DSA has grown close to 100K members during your time on the NPC. How do we become an organization of effective organizers?
The 100K Drive was really a beautiful thing. It was inspiring to see members everywhere focused on the explicit task of building this organization. In a perfect world, we’d find a way to embrace the mindset we had around that drive and replicate it on a smaller scale and on an ongoing basis.
I want to get to a place where every member of DSA has the skillset necessary to assess their conditions on the job, in their neighborhood, in their building, and wherever else they may be to figure out where the power lies to change their material conditions and those of those around them for the better. I want every single member to be able to have a solid organizing conversation that results in action that moves toward building power.

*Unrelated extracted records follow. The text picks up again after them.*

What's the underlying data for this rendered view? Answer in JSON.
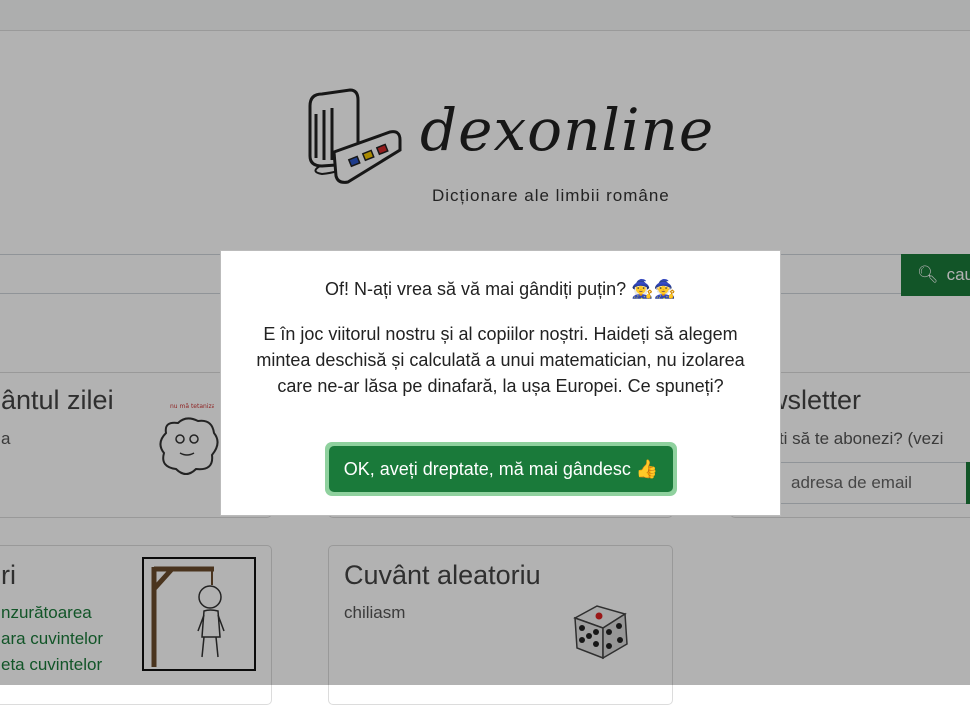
{
  "header": {
    "logo_text": "dexonline",
    "tagline": "Dicționare ale limbii române"
  },
  "search": {
    "button_label": "cau",
    "button_icon": "search-icon"
  },
  "cards": {
    "word_of_day": {
      "title": "ântul zilei",
      "text": "a",
      "image_caption": "nu mă tetanizați"
    },
    "newsletter": {
      "title": "wsletter",
      "text": "ești să te abonezi? (vezi",
      "email_placeholder": "adresa de email"
    },
    "games": {
      "title": "ri",
      "links": [
        "nzurătoarea",
        "ara cuvintelor",
        "eta cuvintelor"
      ]
    },
    "random_word": {
      "title": "Cuvânt aleatoriu",
      "text": "chiliasm"
    }
  },
  "modal": {
    "question": "Of! N-ați vrea să vă mai gândiți puțin? 🧙‍♀️🧙",
    "body": "E în joc viitorul nostru și al copiilor noștri. Haideți să alegem mintea deschisă și calculată a unui matematician, nu izolarea care ne-ar lăsa pe dinafară, la ușa Europei. Ce spuneți?",
    "ok_label": "OK, aveți dreptate, mă mai gândesc 👍"
  },
  "colors": {
    "accent": "#1a7a3a",
    "button_ring": "#8fd19e",
    "overlay": "rgba(0,0,0,0.30)"
  }
}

To do that we have to continue to develop the capacity in-house to train members, to develop political education and get more members and non-members engaged in it, and to continue to run successful campaigns and deep organizing projects that win gains and build the foundation of a mass movement for socialism.
Justin Charles is a member of the North Brooklyn Branch of NYC-DSA, where he has previously served various local leadership roles including branch Organizing Committee, Chapter Steering Committee, and Citywide Leadership Committee. He is the Chair of Growth and Development Committee, Convention Platform & Resolutions Committee Co-Chair, on the Convention Steering Committee, Comms Committee, and Budget & Finance Committee.
He is an adjunct professor and UAW 7902 member, as well as a member of the organizing committee for his union at a non-profit. They just ran a successful campaign for voluntary recognition from management where they got nearly 90% of the bargaining unit to sign a union card.